Following the EMBL model, EMBL Australia group leaders are given the freedom and funding to pursue ambitious research, ask big questions and take big risks.

The EMBL Australia Partner Laboratory Network (PLN) currently consists of 13 research groups at six institutes across the nation. The secretariat is hosted at Monash University.

Victorian node 

The Victorian node of the PLN is hosted at Monash University and currently consists of four research groups:

  • Edwina McGlinn, based at the Australian Regenerative Medicine Institute (ARMI), is working to understand the genes controlling the formation of the skeleton and neural circuits.
  • Chen Davidovich, based at the Monash Biomedicine Discovery Institute (Monash BDI), is studying key proteins involved in the maintenance of stem cell fate, which play an important role in multiple cancers.
  • Max Cryle, also based at Monash BDI, is using a combination of techniques to understand and harness the major protein machines that catalyse the production of some of the most important antibiotics in clinical use.
  • Mikaël Martino, based at ARMI, focuses on the immune regulation of stem cells and regeneration, seeking to design regenerative medicine strategies integrating a control of the immune system.
  • Harald Janovjak, also based at ARMI, aims to develop synthetic biology strategies to maintain cell survival and initiate cell proliferation in degenerative disorders.

South Australian node 

The South Australian node of the PLN is hosted at the South Australian Health and Medical Research Institute (SAHMRI) and comprises three groups, supported by the University of Adelaide, the University of South Australia and Flinders University.

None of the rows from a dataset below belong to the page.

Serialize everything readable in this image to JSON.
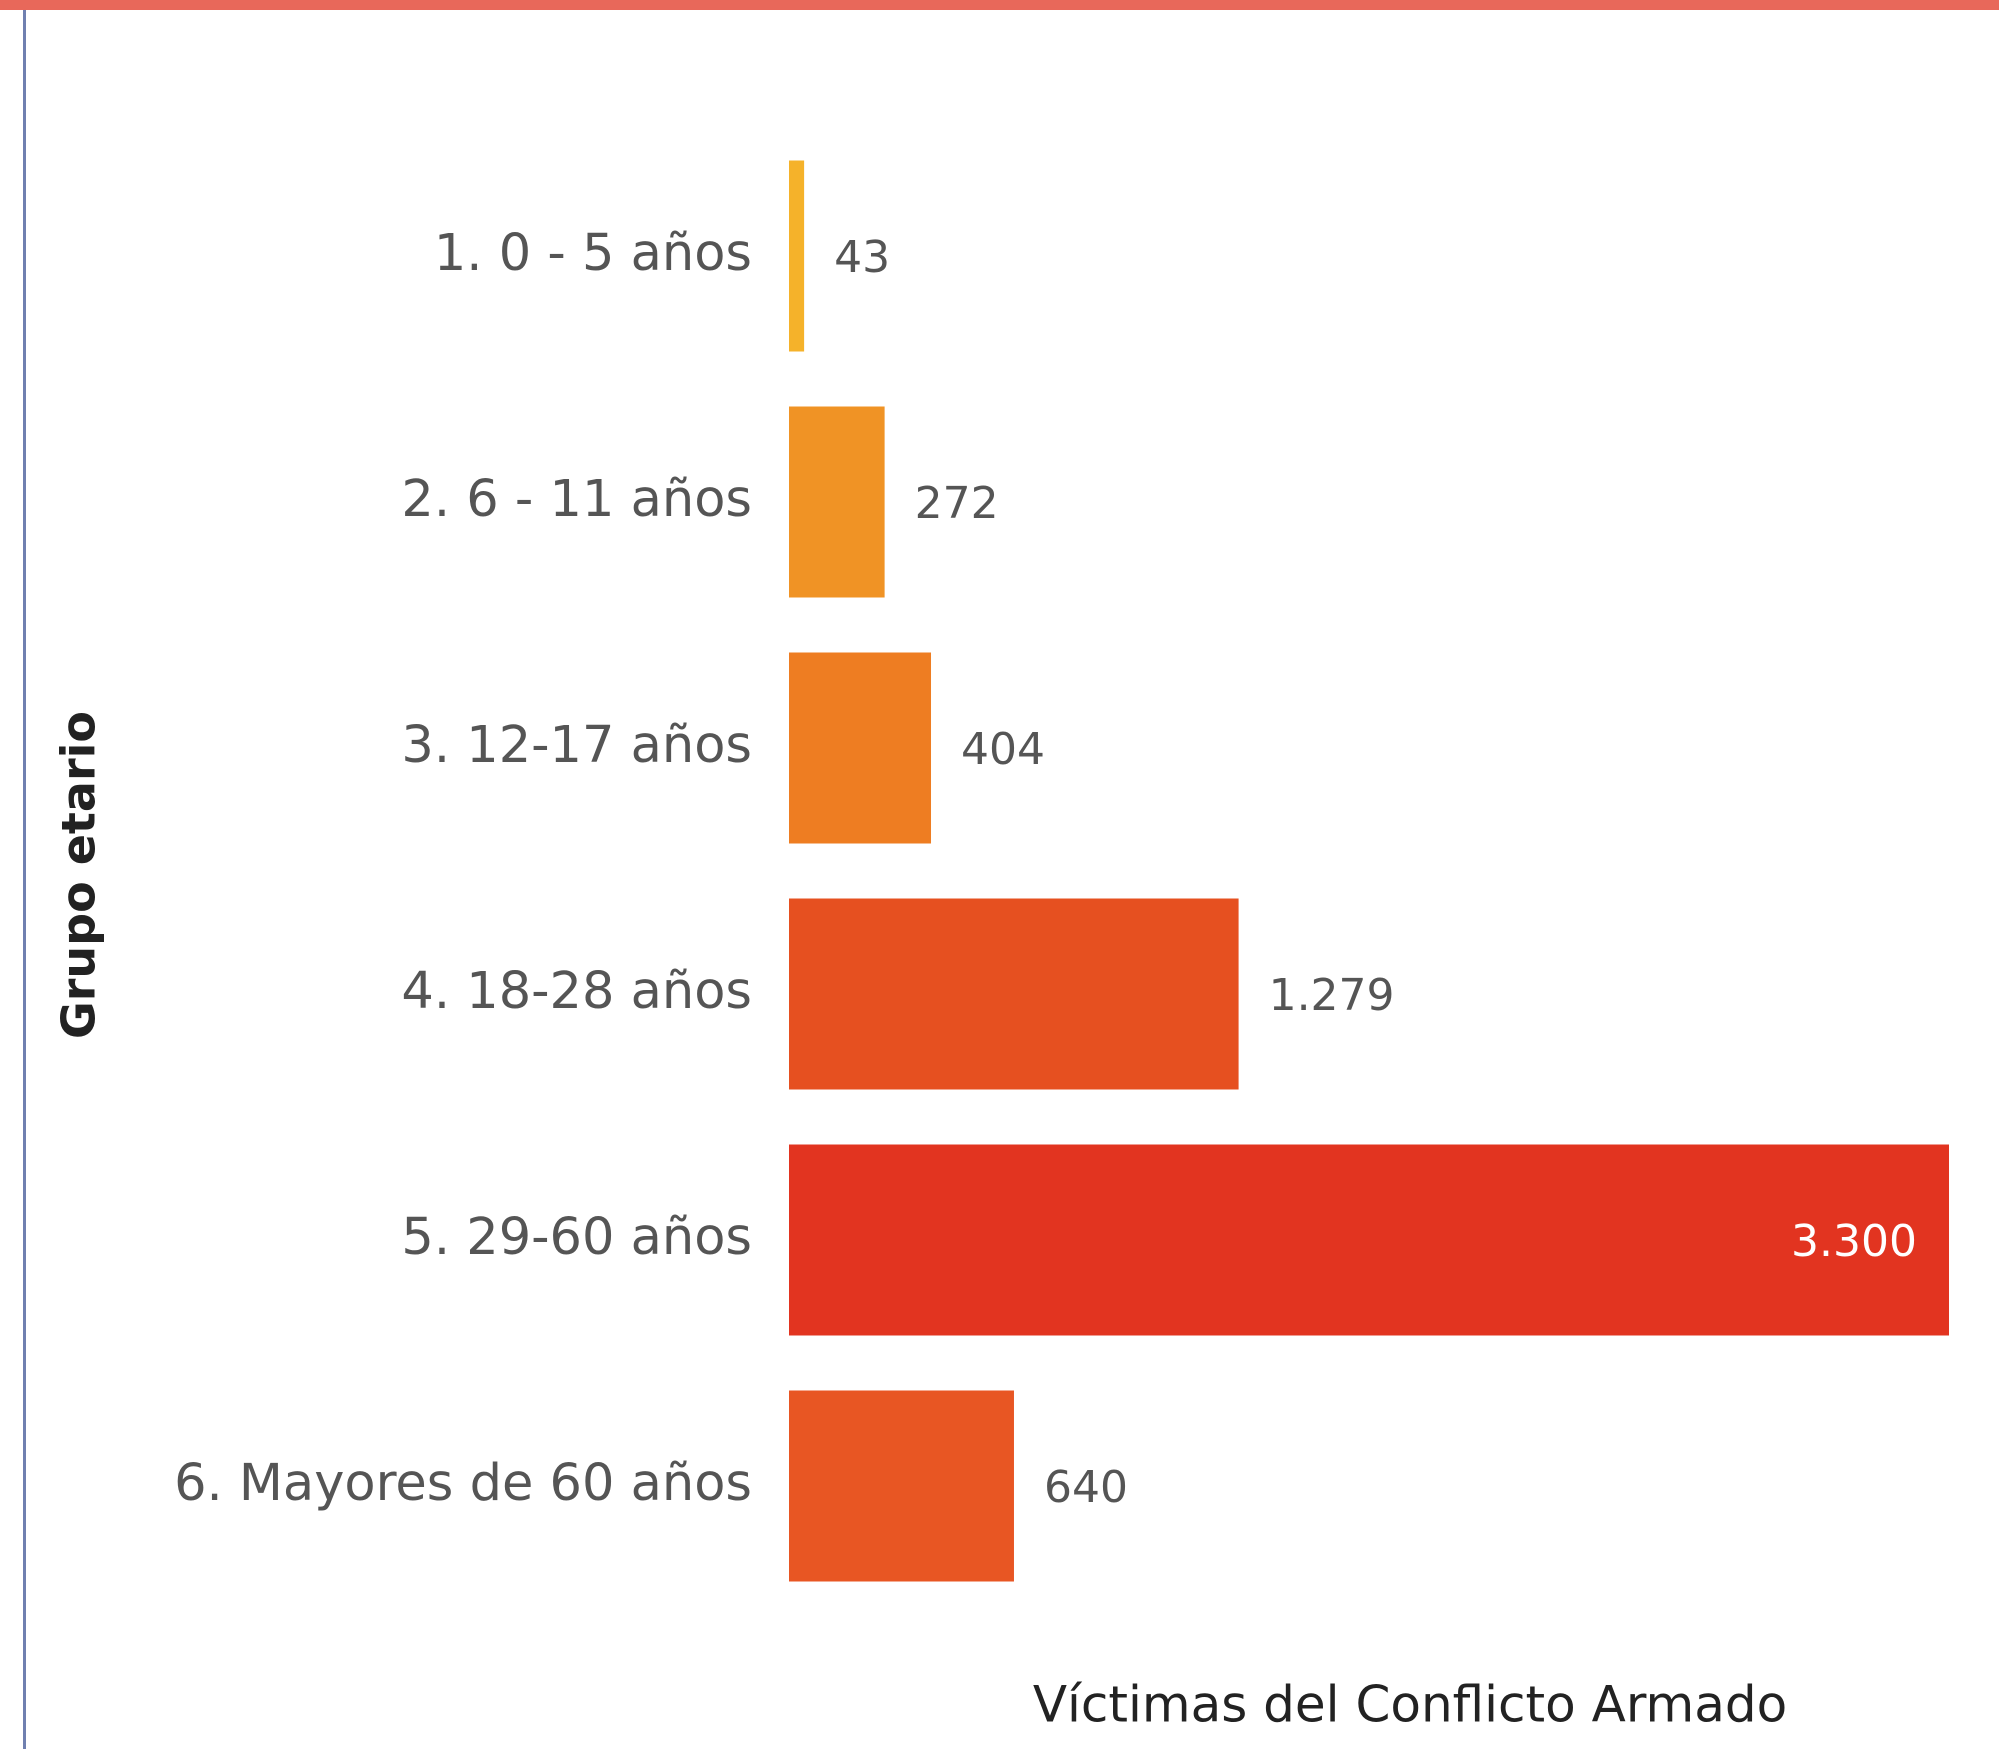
{
  "chart_data": {
    "type": "hbar",
    "categories": [
      "1. 0 - 5 años",
      "2. 6 - 11 años",
      "3. 12-17 años",
      "4. 18-28 años",
      "5. 29-60 años",
      "6. Mayores de 60 años"
    ],
    "values": [
      43,
      272,
      404,
      1279,
      3300,
      640
    ],
    "value_labels": [
      "43",
      "272",
      "404",
      "1.279",
      "3.300",
      "640"
    ],
    "colors": [
      "#f5b22a",
      "#f09325",
      "#ee7d22",
      "#e65020",
      "#e23420",
      "#e85623"
    ],
    "xlabel": "Víctimas del Conflicto Armado",
    "ylabel": "Grupo etario"
  }
}
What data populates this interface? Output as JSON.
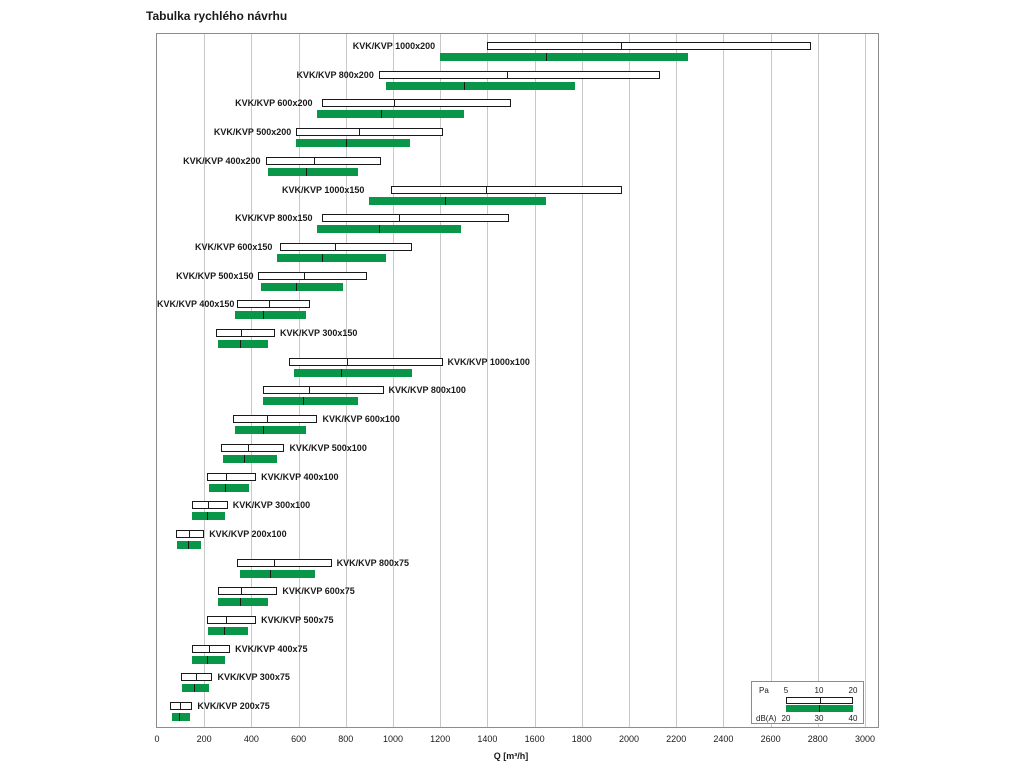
{
  "page_title": "Tabulka rychlého návrhu",
  "chart_data": {
    "type": "bar",
    "title": "Tabulka rychlého návrhu",
    "xlabel": "Q [m³/h]",
    "xlim": [
      0,
      3000
    ],
    "x_ticks": [
      0,
      200,
      400,
      600,
      800,
      1000,
      1200,
      1400,
      1600,
      1800,
      2000,
      2200,
      2400,
      2600,
      2800,
      3000
    ],
    "grid": "vertical-gridlines",
    "legend_position": "bottom-right",
    "colors": {
      "bar_green": "#0a9648",
      "bar_white": "#ffffff",
      "grid": "#c8c8c8",
      "border": "#8c8c8c"
    },
    "series": [
      {
        "name": "Pa",
        "style": "white-outlined-bar",
        "values_key": "pa"
      },
      {
        "name": "dB(A)",
        "style": "green-solid-bar",
        "values_key": "db"
      }
    ],
    "legend": {
      "pa_label": "Pa",
      "pa_values": [
        5,
        10,
        20
      ],
      "db_label": "dB(A)",
      "db_values": [
        20,
        30,
        40
      ]
    },
    "rows": [
      {
        "label": "KVK/KVP 1000x200",
        "pa": [
          1400,
          1960,
          2770
        ],
        "db": [
          1200,
          1650,
          2250
        ],
        "label_side": "left"
      },
      {
        "label": "KVK/KVP 800x200",
        "pa": [
          940,
          1480,
          2130
        ],
        "db": [
          970,
          1300,
          1770
        ],
        "label_side": "left"
      },
      {
        "label": "KVK/KVP 600x200",
        "pa": [
          700,
          1000,
          1500
        ],
        "db": [
          680,
          950,
          1300
        ],
        "label_side": "left"
      },
      {
        "label": "KVK/KVP 500x200",
        "pa": [
          590,
          850,
          1210
        ],
        "db": [
          590,
          800,
          1070
        ],
        "label_side": "left"
      },
      {
        "label": "KVK/KVP 400x200",
        "pa": [
          460,
          660,
          950
        ],
        "db": [
          470,
          630,
          850
        ],
        "label_side": "left"
      },
      {
        "label": "KVK/KVP 1000x150",
        "pa": [
          990,
          1390,
          1970
        ],
        "db": [
          900,
          1220,
          1650
        ],
        "label_side": "left"
      },
      {
        "label": "KVK/KVP 800x150",
        "pa": [
          700,
          1020,
          1490
        ],
        "db": [
          680,
          940,
          1290
        ],
        "label_side": "left"
      },
      {
        "label": "KVK/KVP 600x150",
        "pa": [
          520,
          750,
          1080
        ],
        "db": [
          510,
          700,
          970
        ],
        "label_side": "left"
      },
      {
        "label": "KVK/KVP 500x150",
        "pa": [
          430,
          620,
          890
        ],
        "db": [
          440,
          590,
          790
        ],
        "label_side": "left"
      },
      {
        "label": "KVK/KVP 400x150",
        "pa": [
          340,
          470,
          650
        ],
        "db": [
          330,
          450,
          630
        ],
        "label_side": "left"
      },
      {
        "label": "KVK/KVP 300x150",
        "pa": [
          250,
          350,
          500
        ],
        "db": [
          260,
          350,
          470
        ],
        "label_side": "right"
      },
      {
        "label": "KVK/KVP 1000x100",
        "pa": [
          560,
          800,
          1210
        ],
        "db": [
          580,
          780,
          1080
        ],
        "label_side": "right"
      },
      {
        "label": "KVK/KVP 800x100",
        "pa": [
          450,
          640,
          960
        ],
        "db": [
          450,
          620,
          850
        ],
        "label_side": "right"
      },
      {
        "label": "KVK/KVP 600x100",
        "pa": [
          320,
          460,
          680
        ],
        "db": [
          330,
          450,
          630
        ],
        "label_side": "right"
      },
      {
        "label": "KVK/KVP 500x100",
        "pa": [
          270,
          380,
          540
        ],
        "db": [
          280,
          370,
          510
        ],
        "label_side": "right"
      },
      {
        "label": "KVK/KVP 400x100",
        "pa": [
          210,
          290,
          420
        ],
        "db": [
          220,
          290,
          390
        ],
        "label_side": "right"
      },
      {
        "label": "KVK/KVP 300x100",
        "pa": [
          150,
          210,
          300
        ],
        "db": [
          150,
          210,
          290
        ],
        "label_side": "right"
      },
      {
        "label": "KVK/KVP 200x100",
        "pa": [
          80,
          130,
          200
        ],
        "db": [
          85,
          130,
          185
        ],
        "label_side": "right"
      },
      {
        "label": "KVK/KVP 800x75",
        "pa": [
          340,
          490,
          740
        ],
        "db": [
          350,
          480,
          670
        ],
        "label_side": "right"
      },
      {
        "label": "KVK/KVP 600x75",
        "pa": [
          260,
          350,
          510
        ],
        "db": [
          260,
          350,
          470
        ],
        "label_side": "right"
      },
      {
        "label": "KVK/KVP 500x75",
        "pa": [
          210,
          290,
          420
        ],
        "db": [
          215,
          285,
          385
        ],
        "label_side": "right"
      },
      {
        "label": "KVK/KVP 400x75",
        "pa": [
          150,
          215,
          310
        ],
        "db": [
          150,
          210,
          290
        ],
        "label_side": "right"
      },
      {
        "label": "KVK/KVP 300x75",
        "pa": [
          100,
          160,
          235
        ],
        "db": [
          105,
          155,
          220
        ],
        "label_side": "right"
      },
      {
        "label": "KVK/KVP 200x75",
        "pa": [
          55,
          95,
          150
        ],
        "db": [
          65,
          95,
          140
        ],
        "label_side": "right"
      }
    ]
  }
}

  • David Lynn is based at the SAHMRI Infection and Immunity theme, where he investigates the regulation of the innate immune system from a genome-wide or systems-level perspective.
  • Ville-Petteri Mäkinen is based at the Heart Health research theme at SAHMRI, where he uses big data to better understand pathologic phenomena at the intersection of ageing, obesity, diabetes and cardiovascular disease.
  • Pirjo Apaja, based in SAHMRI’s Nutrition and Metabolism theme, focuses on organelle biology and disease, investigating mechanisms in autophagy and endo-lysosome network trafficking and their contribution to disease conditions, such as neurological disorders and cancer.

New South Wales node 

The New South Wales node of the PLN is hosted at the University of New South Wales (UNSW) and the Garvan Institute of Medical Research, Sydney.

  • Yann Gambin is based at UNSW's Centre in Single Molecule Science. He combines single molecule detection and microfluidics to develop a microscopy-based pipeline to readily study protein-protein interactions at high resolution.
  • Maté Biro is also based at the UNSW Centre in Single Molecule Science. He studies actomyosin mechanisms during cytoxic T cell action and the elucidation of the biomechanical cell-cell interaction between T cells and their cancerous targets.
  • Robert Weatheritt is based at the Garvan Institute and aims to understand how post-transcriptional regulation contributes to proteomic diversity and cell signalling.

Australian Capital Territory node

The ACT node of the PLN is hosted at the Australian National University (ANU), Canberra.

  • Barry Thompson will be based at the John Curtin School of Medical Research at the ANU from early 2019. He aims to understand the control of tissue growth and form using Drosphila and mice as models.

Queensland node

The Queensland node of the PLN is hosted at the QIMR Berghofer Medical Research Institute.

  • Michelle Boyle is currently establishing her laboratory. She will commence at QIMR Berghofer in early 2019. Her goal is to inform the development of effective malaria vaccines by defining functional mechanisms of antibodies that target the parasite, and the development of protective antibodies in humans.

Collaborating Groups

Though not officially part of the PLN, a number of research groups have strong and direct collaborative links between Australia and EMBL scientists.

Currently, three Australian research teams are recognised as EMBL - Australia Collaborating Groups due to their active collaborations with EMBL researchers: Professor Thomas Preiss (Australian National University), Associate Professor James Bourne (ARMI, Monash University) and Dr Mirana Ramialison (ARMI, Monash University).